Via Kevin Pelton | ESPN.com

After all, if the Wizards can rank 10th in defense, anything is possible.

Orlando’s offense is better without Glen “Big Baby” Davis. However, the defense is much, much better with him on the floor. 

Down is up, left is right, war is peace. Glen Davis hurts Orlando offensively, but helps defensively. Who knew? Orlando posts an impressive 105.7 offensive rating when Davis is off the floor, which would be good for 7th in the league.

However, when Davis is on the floor, Orlando drops to a 101 offensive rating, which would sink them to 17th in the league.

But fear not, because Glen Davis is apparently a defensive stopper! Defensively with Davis on the floor, Orlando holds opponents to a 101.7 rating — 12th best in the league.

But with him off the floor, Orlando is a disaster defensively without their Big Baby, surrendering a 110.6 rating, which would be dead last in the league by a large margin.

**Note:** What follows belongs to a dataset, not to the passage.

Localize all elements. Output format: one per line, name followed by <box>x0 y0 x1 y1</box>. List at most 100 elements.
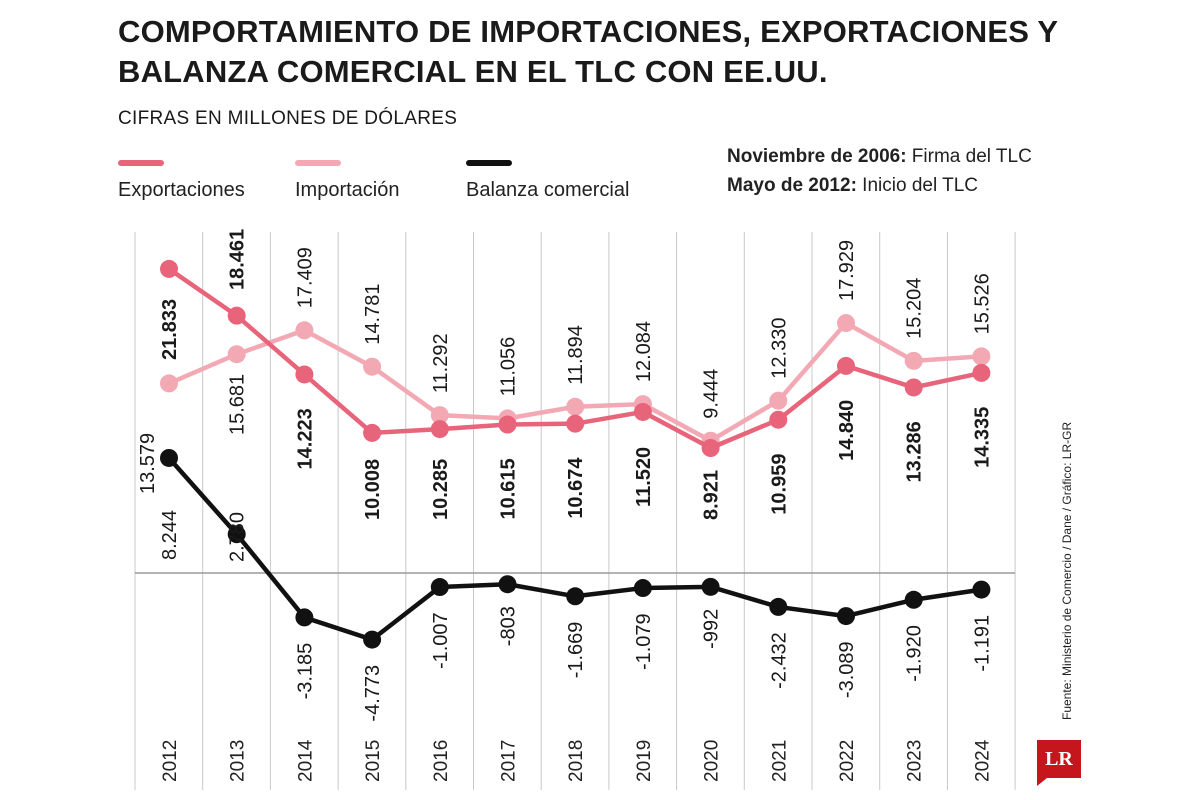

With 824 minutes on the floor and 919 minutes off, the sample size is pretty substantial. The solution? If Glen Davis used less possessions and focused on tip-ins and offensive rebounds, the Magic could, theoretically, have a high ranking offense and defense. Of course, basketball doesn’t quite work like that, but it’s something worth considering when you watch Davis get the ball from now on.

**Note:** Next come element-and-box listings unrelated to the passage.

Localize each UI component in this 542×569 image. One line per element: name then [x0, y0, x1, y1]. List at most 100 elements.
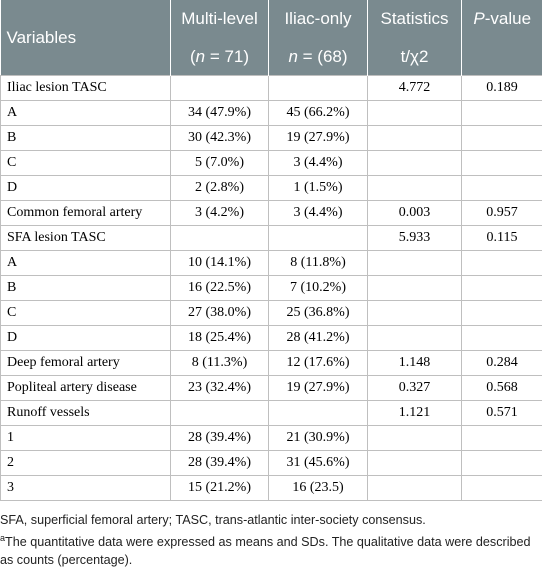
iliac-only-cell: 31 (45.6%) — [269, 451, 368, 476]
p-value-cell: 0.115 — [462, 226, 542, 251]
abbreviations-note: SFA, superficial femoral artery; TASC, t… — [0, 511, 542, 529]
p-value-cell — [462, 326, 542, 351]
iliac-only-cell: 3 (4.4%) — [269, 201, 368, 226]
table-header: Variables Multi-level Iliac-only Statist… — [1, 0, 542, 76]
header-iliac-only-n: n = (68) — [269, 38, 368, 76]
iliac-only-cell: 19 (27.9%) — [269, 376, 368, 401]
row-label: B — [1, 126, 171, 151]
p-value-cell: 0.957 — [462, 201, 542, 226]
statistic-cell — [368, 151, 462, 176]
p-value-cell — [462, 301, 542, 326]
multi-level-cell: 28 (39.4%) — [171, 451, 269, 476]
row-label: 1 — [1, 426, 171, 451]
multi-level-cell — [171, 76, 269, 101]
multi-level-cell: 3 (4.2%) — [171, 201, 269, 226]
row-label: A — [1, 101, 171, 126]
iliac-only-cell: 1 (1.5%) — [269, 176, 368, 201]
header-multi-level: Multi-level — [171, 0, 269, 38]
header-p-value: P-value — [462, 0, 542, 38]
statistic-cell: 4.772 — [368, 76, 462, 101]
statistic-cell: 1.121 — [368, 401, 462, 426]
iliac-only-cell: 3 (4.4%) — [269, 151, 368, 176]
multi-level-cell: 34 (47.9%) — [171, 101, 269, 126]
header-variables: Variables — [1, 0, 171, 76]
table-footer: SFA, superficial femoral artery; TASC, t… — [0, 511, 542, 569]
multi-level-cell: 16 (22.5%) — [171, 276, 269, 301]
row-label: 3 — [1, 476, 171, 501]
footnote-text: The quantitative data were expressed as … — [0, 535, 531, 567]
p-value-cell: 0.189 — [462, 76, 542, 101]
multi-level-cell: 30 (42.3%) — [171, 126, 269, 151]
row-label: Common femoral artery — [1, 201, 171, 226]
p-value-cell — [462, 276, 542, 301]
iliac-only-cell: 12 (17.6%) — [269, 351, 368, 376]
iliac-only-cell — [269, 76, 368, 101]
multi-level-cell — [171, 401, 269, 426]
p-value-cell: 0.284 — [462, 351, 542, 376]
iliac-only-cell: 7 (10.2%) — [269, 276, 368, 301]
multi-level-cell: 18 (25.4%) — [171, 326, 269, 351]
statistic-cell — [368, 101, 462, 126]
multi-level-cell: 5 (7.0%) — [171, 151, 269, 176]
iliac-only-cell: 19 (27.9%) — [269, 126, 368, 151]
multi-level-cell: 15 (21.2%) — [171, 476, 269, 501]
multi-level-cell: 10 (14.1%) — [171, 251, 269, 276]
iliac-only-cell — [269, 226, 368, 251]
header-p-value-sub — [462, 38, 542, 76]
data-note: aThe quantitative data were expressed as… — [0, 529, 542, 569]
iliac-only-cell: 16 (23.5) — [269, 476, 368, 501]
p-value-cell — [462, 101, 542, 126]
multi-level-cell: 27 (38.0%) — [171, 301, 269, 326]
statistic-cell — [368, 251, 462, 276]
multi-level-cell: 8 (11.3%) — [171, 351, 269, 376]
statistic-cell: 1.148 — [368, 351, 462, 376]
iliac-only-cell: 28 (41.2%) — [269, 326, 368, 351]
iliac-only-cell: 45 (66.2%) — [269, 101, 368, 126]
statistic-cell — [368, 451, 462, 476]
statistic-cell — [368, 326, 462, 351]
row-label: Deep femoral artery — [1, 351, 171, 376]
p-value-cell — [462, 426, 542, 451]
multi-level-cell — [171, 226, 269, 251]
p-italic: P — [473, 9, 484, 28]
n-italic: n — [196, 47, 205, 66]
statistic-cell — [368, 276, 462, 301]
p-value-rest: -value — [485, 9, 531, 28]
results-table: Variables Multi-level Iliac-only Statist… — [0, 0, 542, 501]
p-value-cell — [462, 451, 542, 476]
row-label: D — [1, 326, 171, 351]
iliac-only-cell: 21 (30.9%) — [269, 426, 368, 451]
row-label: C — [1, 301, 171, 326]
p-value-cell: 0.571 — [462, 401, 542, 426]
header-statistics-sub: t/χ2 — [368, 38, 462, 76]
p-value-cell: 0.568 — [462, 376, 542, 401]
iliac-only-cell: 8 (11.8%) — [269, 251, 368, 276]
header-statistics: Statistics — [368, 0, 462, 38]
row-label: Runoff vessels — [1, 401, 171, 426]
p-value-cell — [462, 476, 542, 501]
row-label: SFA lesion TASC — [1, 226, 171, 251]
multi-level-cell: 2 (2.8%) — [171, 176, 269, 201]
header-multi-level-n: (n = 71) — [171, 38, 269, 76]
statistic-cell: 0.327 — [368, 376, 462, 401]
p-value-cell — [462, 151, 542, 176]
row-label: A — [1, 251, 171, 276]
row-label: Popliteal artery disease — [1, 376, 171, 401]
n-value: = 71) — [205, 47, 249, 66]
iliac-only-cell: 25 (36.8%) — [269, 301, 368, 326]
statistic-cell — [368, 476, 462, 501]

  1. isaiahforreal - Jan 15, 2013 at 9:10 AM

    Interesting stuff, good read !

  2. jhuck92 - Jan 15, 2013 at 9:24 AM

    I think only playing one year at Duke was a mistake. Coach K is a HoF-caliber coach. There was so much more he could teach Austin. He only got picked so high because Doc is his father and it’s a shame to see him come into the league prematurely.

    • chucklewis13 - Jan 15, 2013 at 1:38 PM

      I totally agree. I am an ACC guy and I watch almost all of the ACC games and being a student of the game, you didn’t have to be a rocket scientist to recognize that fact that Rivers was not NBA ready–not even close. Just because he had a nice step-back jumper and a decent cross over, everyone was crazy about this kid. Over 90 percent of the one and dones that enter the NBA now are not NBA ready. It would do the league a lot of justice if the league were to adopt the baseball eligbility policy. As it stands now, it normally takes these kids–and they are kid–at least three years before they play substantial dividends in the NBA.

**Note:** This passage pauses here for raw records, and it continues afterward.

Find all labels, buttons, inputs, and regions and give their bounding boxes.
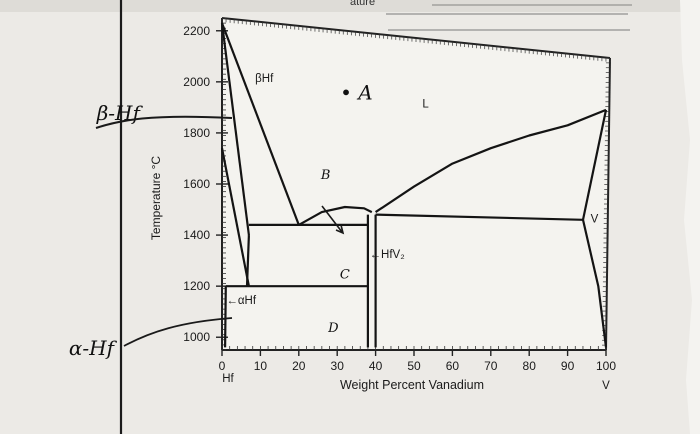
y-tick-label: 1800: [183, 126, 210, 140]
x-tick-label: 90: [561, 359, 575, 373]
x-left-end-label: Hf: [222, 373, 234, 385]
x-tick-label: 80: [523, 359, 537, 373]
x-tick-label: 60: [446, 359, 460, 373]
boundary-alpha-beta-transus: [220, 147, 250, 287]
boundary-liquidus-v-side: [374, 108, 607, 214]
plot-area: [222, 18, 610, 350]
y-tick-label: 1400: [183, 228, 210, 242]
phase-label: L: [422, 98, 429, 110]
x-tick-label: 10: [254, 359, 268, 373]
phase-label: ←HfV₂: [370, 249, 405, 261]
handwritten-annotation: • A: [340, 81, 373, 105]
y-tick-label: 1200: [183, 279, 210, 293]
handwritten-annotation: C: [340, 267, 350, 282]
beta-hf-arrow: [95, 115, 233, 129]
boundary-beta-hf-solvus-upper: [220, 22, 250, 236]
plot-frame: [221, 17, 611, 351]
x-axis-title: Weight Percent Vanadium: [340, 378, 484, 392]
boundary-alpha-hf-solvus: [224, 286, 227, 348]
phase-label: V: [591, 213, 599, 225]
x-tick-label: 30: [331, 359, 345, 373]
alpha-hf-arrow: [123, 317, 233, 347]
y-tick-label: 1600: [183, 177, 210, 191]
boundary-v-solidus: [581, 109, 608, 221]
x-tick-label: 70: [484, 359, 498, 373]
y-tick-label: 1000: [183, 330, 210, 344]
phase-label: ←αHf: [226, 295, 256, 307]
boundary-beta-hf-lower-boundary: [245, 235, 250, 287]
y-tick-label: 2000: [183, 75, 210, 89]
x-tick-label: 20: [292, 359, 306, 373]
point-b-arrow: [321, 205, 345, 235]
y-axis-title: Temperature °C: [149, 156, 163, 240]
y-tick-label: 2200: [183, 24, 210, 38]
phase-label: βHf: [255, 73, 274, 85]
handwritten-annotation: B: [320, 168, 331, 183]
paper-top-shadow: [0, 0, 700, 12]
boundary-eutectic-isotherm-2: [375, 213, 584, 221]
boundary-hfv2-dome: [298, 205, 373, 226]
handwritten-annotation: α-Hf: [69, 336, 118, 360]
minor-ticks: [221, 17, 611, 351]
x-tick-label: 50: [407, 359, 421, 373]
boundary-liquidus-hf-side: [220, 22, 300, 226]
axis-ticks: 1000 1200 1400 1600 1800 2000 2200 0 10 20 30 40 50 6…: [183, 24, 616, 373]
x-tick-label: 100: [596, 359, 616, 373]
phase-boundaries: [220, 22, 608, 348]
boundary-v-solvus: [581, 219, 608, 348]
page-edge: [680, 0, 700, 434]
header-fragment: ature: [350, 0, 375, 8]
handwritten-annotation: D: [327, 321, 339, 336]
x-tick-label: 40: [369, 359, 383, 373]
x-tick-label: 0: [219, 359, 226, 373]
x-right-end-label: V: [602, 380, 610, 392]
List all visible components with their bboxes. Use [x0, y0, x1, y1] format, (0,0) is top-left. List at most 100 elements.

      • Kurt Helin - Jan 16, 2013 at 5:12 PM

        NBA teams are not drafting guys for what they are right now, but what they can develop into three years from now. Or five. It’s about potential.

        Now, we can debate if Rivers really ever had that…

  3. pricejustin24 - Jan 15, 2013 at 10:40 AM

    Finally, a PBT writer who isn’t the dumbest guy in the room

  4. mungman69 - Jan 15, 2013 at 10:44 AM

    It looks like Rivers is headed to the D League. He needs to play a lot. See you in March, Austin.

  5. mazblast - Jan 15, 2013 at 11:33 AM

    “But…but…but…I went to DUKE…and my daddy is somebody important! The D League is for mere mortals! People like me do NOT go to the D League!”

  6. misterchainbluelightning - Jan 15, 2013 at 12:35 PM

    The Bobcats will never win much as long as they have that staff & give minutes to Mullens. Any coaching staff that allows this moron to throw up nearly 5 threes a game deserves to lose consistently. There’s a simple way of dealing with it, next time he throws up a 3, he’s done for the night.

    Bobcats are garbage and deserve to be so.

  7. rtfinch - Jan 15, 2013 at 1:23 PM

    There’s seriously a stat for “points per play for ball handlers in the pick and roll”

  8. phaden27 - Jan 15, 2013 at 8:13 PM

    Glad you replaced Matt Moore.
    When do you take over for Squirt Helin?